Symptoms following acute NSAIDs overdoses are usually limited to lethargy, drowsiness, nausea, vomiting, and epigastric pain, which are generally reversible with supportive care. Gastrointestinal bleeding can occur. Hypertension, acute renal failure, respiratory depression, and coma may occur, but are rare. Anaphylactoid reactions have been reported with therapeutic ingestion of NSAIDs, and may occur following an overdose. Patients should be managed by symptomatic and supportive care following a NSAIDs overdose. There are no specific antidotes. Emesis and/or activated charcoal (60 to 100 grams in adults, 1 to 2 g/kg in children), and/or osmotic cathartic may be indicated in patients seen within 4 hours of ingestion with symptoms or following a large overdose (5 to 10 times the usual dose). Forced diuresis, alkalinization of urine, hemodialysis, or hemoperfusion may not be useful due to high protein binding. There have been overdoses of up to 25 grams of Nabumetone reported with no long-term sequelae following standard emergency treatment (i.e., activated charcoal, gastric lavage, IV H2-blockers, etc.).
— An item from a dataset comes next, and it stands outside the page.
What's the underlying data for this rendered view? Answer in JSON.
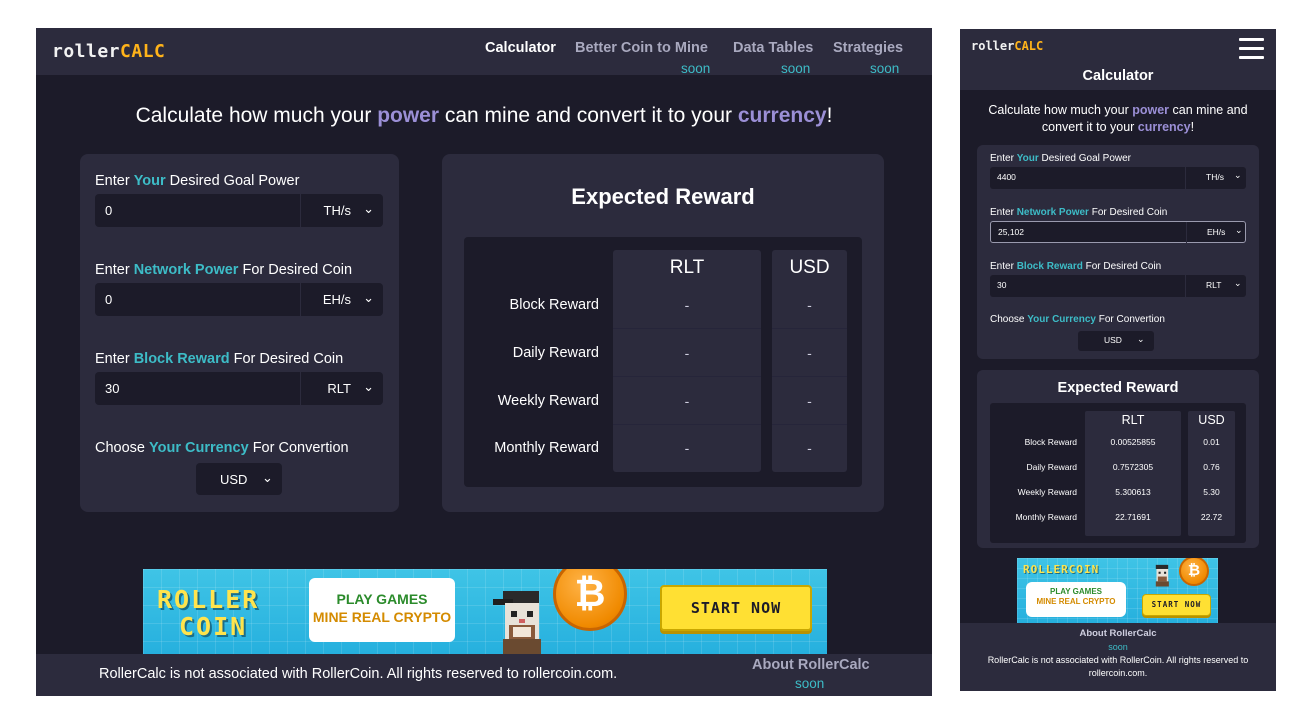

Nabumetone cannot be expected to substitute for corticosteroids or to treat corticosteroid insufficiency. Abrupt discontinuation of corticosteroids may lead to disease exacerbation. Patients on prolonged corticosteroid therapy should have their therapy tapered slowly if a decision is made to discontinue corticosteroids. The pharmacological activity of Nabumetone in reducing fever and inflammation may diminish the utility of these diagnostic signs in detecting complications of presumed noninfectious, painful conditions
Store at 258C; excursions permitted to 15-308C in well-closed container; dispense in light-resistant container.